EasyJailbreak: A Python Framework for Adversarial LLM Jailbreak Prompts

Summary

EasyJailbreak is an intuitive Python framework designed for generating adversarial jailbreak prompts for Large Language Models (LLMs). It provides a structured approach to decompose the jailbreaking process into iterative steps, offering components for mutation, attack, and evaluation. This tool is ideal for researchers and developers focused on LLM security and understanding model vulnerabilities.

Use at your own risk

OSRepos shares public repositories for knowledge and discovery only. Any installation, execution, configuration, or use of code from these repositories is the user's own responsibility. Always review the repository, source code, dependencies, licenses, and security implications before running or installing anything. OSRepos is not responsible for issues, damages, or losses resulting from third-party repositories.

Introduction

EasyJailbreak is an easy-to-use Python framework specifically designed for researchers and developers focusing on Large Language Model (LLM) security. It provides a robust platform for generating adversarial jailbreak prompts by assembling various methods. The framework decomposes the mainstream jailbreaking process into several iterable steps: initializing mutation seeds, selecting suitable seeds, adding constraints, mutating, attacking, and evaluating. This modular design creates a flexible playground for further research and experimentation in LLM safety and vulnerability.

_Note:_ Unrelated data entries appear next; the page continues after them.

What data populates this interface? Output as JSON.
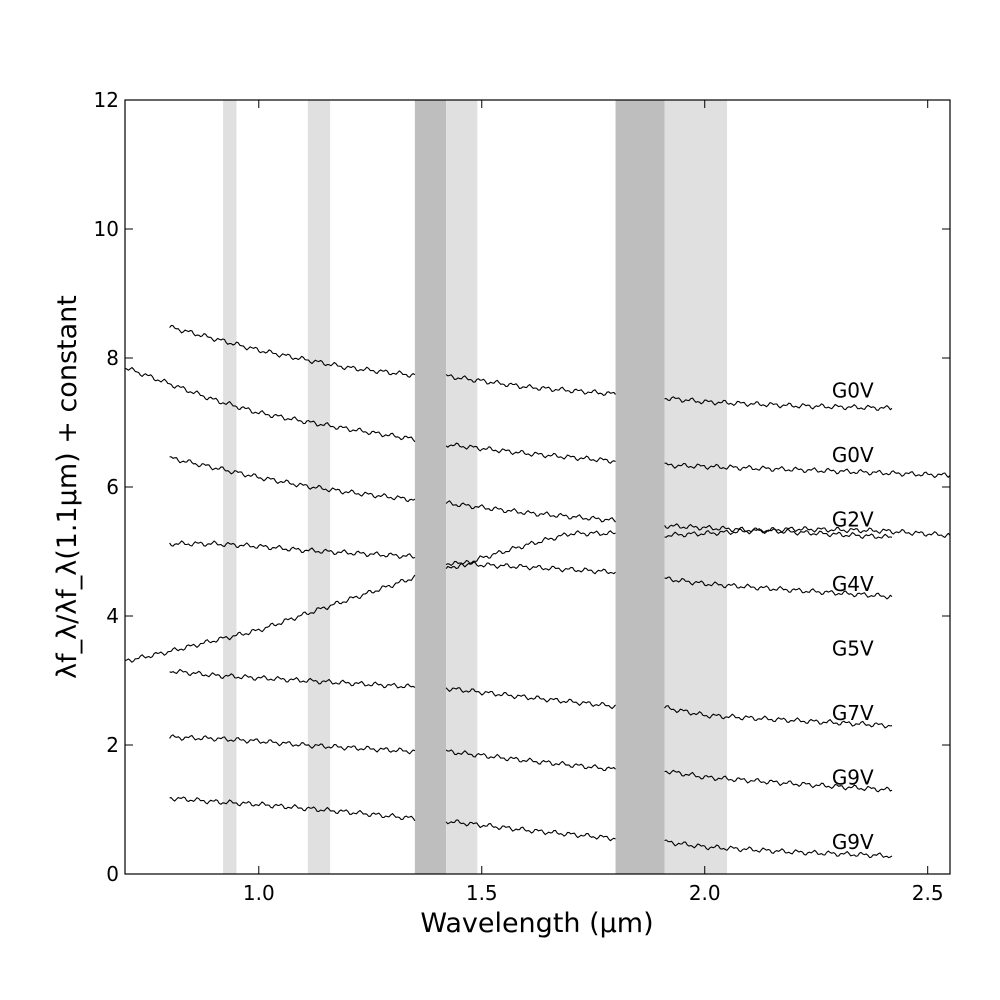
{
  "chart_data": {
    "type": "line",
    "title": "",
    "xlabel": "Wavelength (μm)",
    "ylabel": "λf_λ/λf_λ(1.1μm) + constant",
    "xlim": [
      0.7,
      2.55
    ],
    "ylim": [
      0,
      12
    ],
    "xticks": [
      1.0,
      1.5,
      2.0,
      2.5
    ],
    "xtick_labels": [
      "1.0",
      "1.5",
      "2.0",
      "2.5"
    ],
    "yticks": [
      0,
      2,
      4,
      6,
      8,
      10,
      12
    ],
    "ytick_labels": [
      "0",
      "2",
      "4",
      "6",
      "8",
      "10",
      "12"
    ],
    "grid": false,
    "legend": "none",
    "colors": {
      "line": "#000000",
      "band_light": "#e0e0e0",
      "band_dark": "#bebebe"
    },
    "shaded_bands": [
      {
        "x": [
          0.92,
          0.95
        ],
        "shade": "light"
      },
      {
        "x": [
          1.11,
          1.16
        ],
        "shade": "light"
      },
      {
        "x": [
          1.35,
          1.42
        ],
        "shade": "dark"
      },
      {
        "x": [
          1.42,
          1.49
        ],
        "shade": "light"
      },
      {
        "x": [
          1.8,
          1.91
        ],
        "shade": "dark"
      },
      {
        "x": [
          1.91,
          2.05
        ],
        "shade": "light"
      }
    ],
    "series_labels": [
      "G0V",
      "G0V",
      "G2V",
      "G4V",
      "G5V",
      "G7V",
      "G9V",
      "G9V"
    ],
    "label_y": [
      7.5,
      6.5,
      5.5,
      4.5,
      3.5,
      2.5,
      1.5,
      0.5
    ],
    "series": [
      {
        "name": "G0V",
        "x": [
          0.8,
          0.9,
          1.0,
          1.1,
          1.2,
          1.35,
          1.42,
          1.6,
          1.8,
          1.91,
          2.0,
          2.2,
          2.42
        ],
        "y": [
          8.48,
          8.3,
          8.12,
          7.98,
          7.85,
          7.73,
          7.72,
          7.55,
          7.44,
          7.38,
          7.32,
          7.26,
          7.22
        ]
      },
      {
        "name": "G0V",
        "x": [
          0.7,
          0.8,
          0.9,
          1.0,
          1.1,
          1.2,
          1.35,
          1.42,
          1.6,
          1.8,
          1.91,
          2.2,
          2.55
        ],
        "y": [
          7.85,
          7.6,
          7.35,
          7.15,
          7.02,
          6.9,
          6.74,
          6.66,
          6.52,
          6.4,
          6.34,
          6.27,
          6.18
        ]
      },
      {
        "name": "G2V",
        "x": [
          0.8,
          0.9,
          1.0,
          1.1,
          1.2,
          1.35,
          1.42,
          1.6,
          1.8,
          1.91,
          2.2,
          2.42
        ],
        "y": [
          6.45,
          6.3,
          6.15,
          6.02,
          5.92,
          5.8,
          5.75,
          5.6,
          5.48,
          5.4,
          5.3,
          5.22
        ]
      },
      {
        "name": "G4V",
        "x": [
          0.8,
          0.9,
          1.0,
          1.1,
          1.2,
          1.35,
          1.42,
          1.6,
          1.8,
          1.91,
          2.0,
          2.2,
          2.42
        ],
        "y": [
          5.12,
          5.12,
          5.08,
          5.02,
          4.98,
          4.92,
          4.82,
          4.76,
          4.68,
          4.58,
          4.5,
          4.4,
          4.3
        ]
      },
      {
        "name": "G5V",
        "x": [
          0.7,
          0.8,
          0.9,
          1.0,
          1.1,
          1.2,
          1.35,
          1.42,
          1.5,
          1.6,
          1.7,
          1.8,
          1.91,
          2.0,
          2.2,
          2.4,
          2.55
        ],
        "y": [
          3.3,
          3.45,
          3.62,
          3.78,
          4.02,
          4.25,
          4.6,
          4.72,
          4.9,
          5.1,
          5.28,
          5.28,
          5.25,
          5.28,
          5.35,
          5.32,
          5.25
        ]
      },
      {
        "name": "G7V",
        "x": [
          0.8,
          0.9,
          1.0,
          1.1,
          1.2,
          1.35,
          1.42,
          1.6,
          1.8,
          1.91,
          2.0,
          2.2,
          2.42
        ],
        "y": [
          3.15,
          3.08,
          3.04,
          3.0,
          2.96,
          2.9,
          2.88,
          2.74,
          2.6,
          2.58,
          2.46,
          2.38,
          2.3
        ]
      },
      {
        "name": "G9V",
        "x": [
          0.8,
          0.9,
          1.0,
          1.1,
          1.2,
          1.35,
          1.42,
          1.6,
          1.8,
          1.91,
          2.0,
          2.2,
          2.42
        ],
        "y": [
          2.12,
          2.1,
          2.06,
          2.0,
          1.96,
          1.9,
          1.9,
          1.76,
          1.62,
          1.6,
          1.5,
          1.4,
          1.3
        ]
      },
      {
        "name": "G9V",
        "x": [
          0.8,
          0.9,
          1.0,
          1.1,
          1.2,
          1.35,
          1.42,
          1.6,
          1.8,
          1.91,
          2.0,
          2.2,
          2.42
        ],
        "y": [
          1.18,
          1.12,
          1.08,
          1.02,
          0.96,
          0.86,
          0.82,
          0.68,
          0.55,
          0.5,
          0.42,
          0.34,
          0.28
        ]
      }
    ]
  }
}
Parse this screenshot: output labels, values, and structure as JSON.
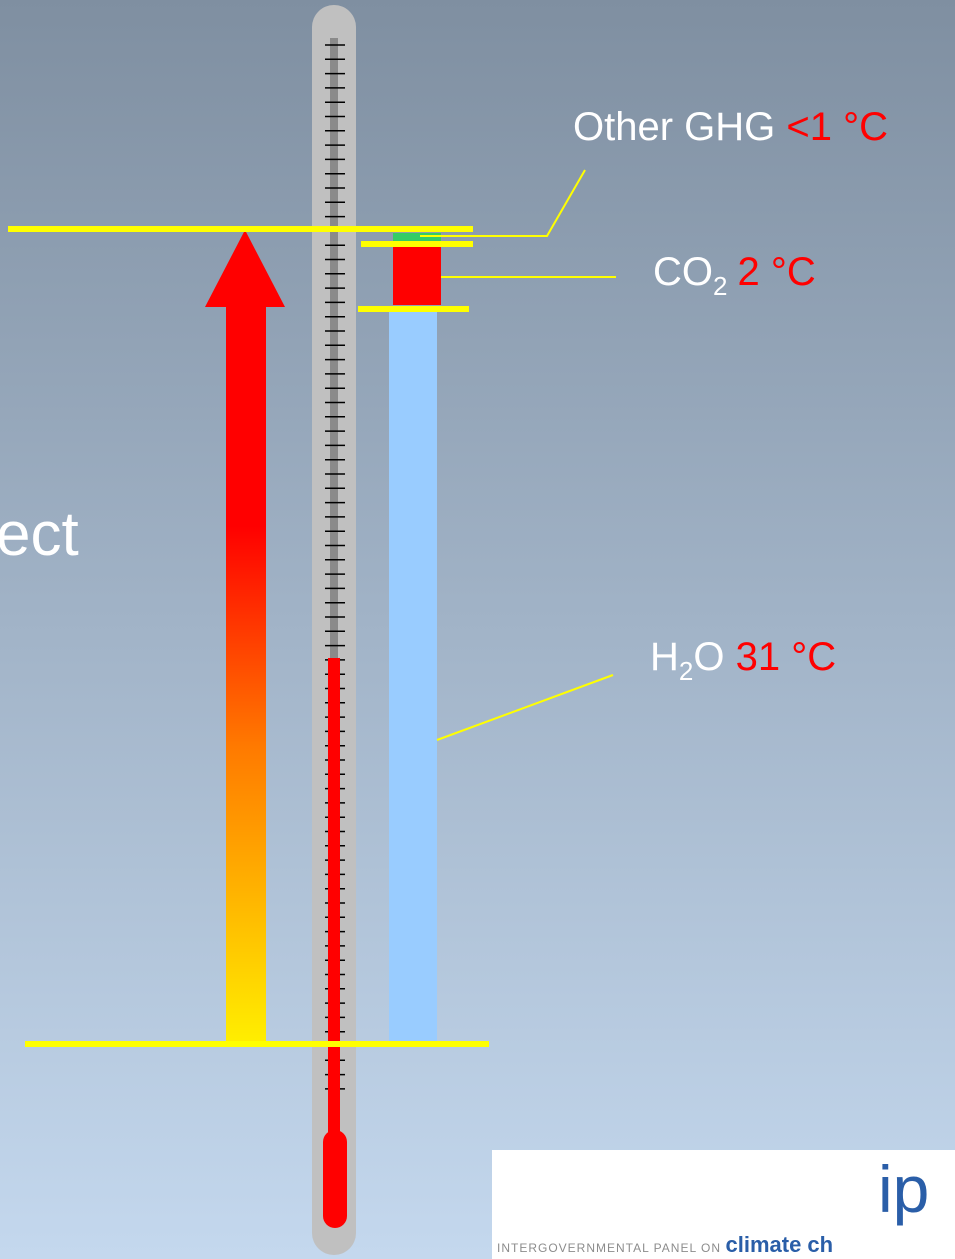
{
  "labels": {
    "other_ghg": {
      "name": "Other GHG",
      "value": "<1 °C"
    },
    "co2": {
      "name": "CO",
      "sub": "2",
      "value": "2 °C"
    },
    "h2o": {
      "name": "H",
      "sub": "2",
      "name_end": "O",
      "value": "31 °C"
    }
  },
  "title_fragment": "ect",
  "logo": {
    "mark": "ip",
    "tagline": "INTERGOVERNMENTAL PANEL ON",
    "tagline_emphasis": "climate ch"
  }
}
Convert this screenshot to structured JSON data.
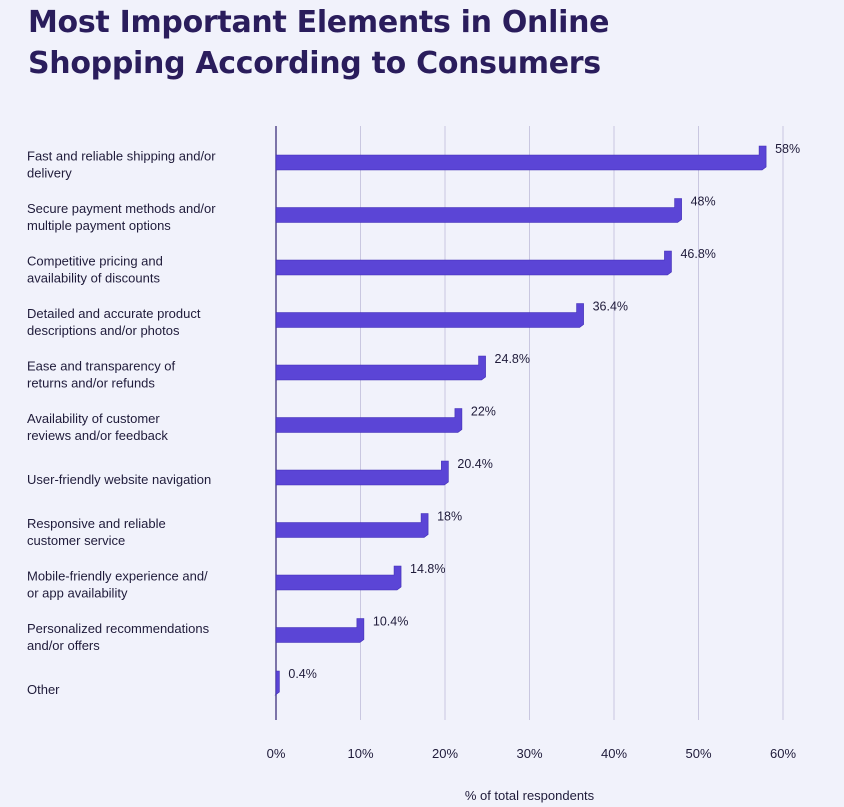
{
  "title": {
    "line1": "Most Important Elements in Online",
    "line2": "Shopping According to Consumers"
  },
  "chart_data": {
    "type": "bar",
    "orientation": "horizontal",
    "title": "Most Important Elements in Online Shopping According to Consumers",
    "categories": [
      [
        "Fast and reliable shipping and/or",
        "delivery"
      ],
      [
        "Secure payment methods and/or",
        "multiple payment options"
      ],
      [
        "Competitive pricing and",
        "availability of discounts"
      ],
      [
        "Detailed and accurate product",
        "descriptions and/or photos"
      ],
      [
        "Ease and transparency of",
        "returns and/or refunds"
      ],
      [
        "Availability of customer",
        "reviews and/or feedback"
      ],
      [
        "User-friendly website navigation"
      ],
      [
        "Responsive and reliable",
        "customer service"
      ],
      [
        "Mobile-friendly experience and/",
        "or app availability"
      ],
      [
        "Personalized recommendations",
        "and/or offers"
      ],
      [
        "Other"
      ]
    ],
    "values": [
      58,
      48,
      46.8,
      36.4,
      24.8,
      22,
      20.4,
      18,
      14.8,
      10.4,
      0.4
    ],
    "value_labels": [
      "58%",
      "48%",
      "46.8%",
      "36.4%",
      "24.8%",
      "22%",
      "20.4%",
      "18%",
      "14.8%",
      "10.4%",
      "0.4%"
    ],
    "xlim": [
      0,
      60
    ],
    "xticks": [
      0,
      10,
      20,
      30,
      40,
      50,
      60
    ],
    "xtick_labels": [
      "0%",
      "10%",
      "20%",
      "30%",
      "40%",
      "50%",
      "60%"
    ],
    "xlabel": "% of total respondents",
    "ylabel": "",
    "grid": true,
    "colors": {
      "bar": "#5b45d6",
      "bar_edge": "#3f2cb3",
      "grid": "#c9c7e0",
      "axis": "#4a3f86",
      "title": "#2a1d5c",
      "background": "#f1f2fb"
    }
  }
}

For more in-depth information, you can refer to the official paper, explore different LLMs' jailbreak results on the EasyJailbreak Website, and consult the detailed documentation for API and parameter explanations.

Installation

To get started with EasyJailbreak, ensure you have python>=3.9 installed. There are two primary methods for installation:

For users who only require the collected approaches (recipes):
```
pip install easyjailbreak
```

For users interested in adding new components (e.g., new mutate or evaluate methods):

git clone https://github.com/EasyJailbreak/EasyJailbreak.git
cd EasyJailbreak
pip install -e .

Examples

EasyJailbreak provides a straightforward API to utilize its pre-implemented attack "recipes" on various models. Here's an example demonstrating how to use the PAIR recipe:

from easyjailbreak.attacker.PAIR_chao_2023 import PAIR
from easyjailbreak.datasets import JailbreakDataset
from easyjailbreak.models.huggingface_model import from_pretrained
from easyjailbreak.models.openai_model import OpenaiModel

# First, prepare models and datasets.
attack_model = from_pretrained(model_name_or_path='lmsys/vicuna-13b-v1.5',
                               model_name='vicuna_v1.1')
target_model = OpenaiModel(model_name='gpt-4',
                         api_keys='INPUT YOUR KEY HERE!!!')
eval_model = OpenaiModel(model_name='gpt-4',
                         api_keys='INPUT YOUR KEY HERE!!!')
dataset = JailbreakDataset('AdvBench')

# Then instantiate the recipe.
attacker = PAIR(attack_model=attack_model,
                target_model=target_model,
                eval_model=eval_model,
                jailbreak_datasets=dataset)

# Finally, start jailbreaking.
attacker.attack(save_path='vicuna-13b-v1.5_gpt4_gpt4_AdvBench_result.jsonl')

For more advanced customization, such as loading models, datasets, initializing seeds, and instantiating individual components (Selectors, Mutators, Constraints, Evaluators), refer to the comprehensive documentation.

Why Use EasyJailbreak?

EasyJailbreak stands out as a valuable tool for several reasons:

Ease of Use: It offers an intuitive Python framework, simplifying the complex process of generating adversarial prompts.
Modular Design: The framework's decomposition into distinct, iterable steps allows for flexible experimentation and the development of custom attack methods.
Comprehensive Recipes: It collects and implements numerous attack recipes from relevant papers, providing a ready-to-use toolkit for evaluating LLM vulnerabilities.
LLM Security Focus: Designed specifically for LLM security research, it helps identify and understand potential weaknesses in large language models.
Extensibility: Researchers can easily integrate new components, such as novel mutation techniques or evaluation metrics, to push the boundaries of LLM safety research.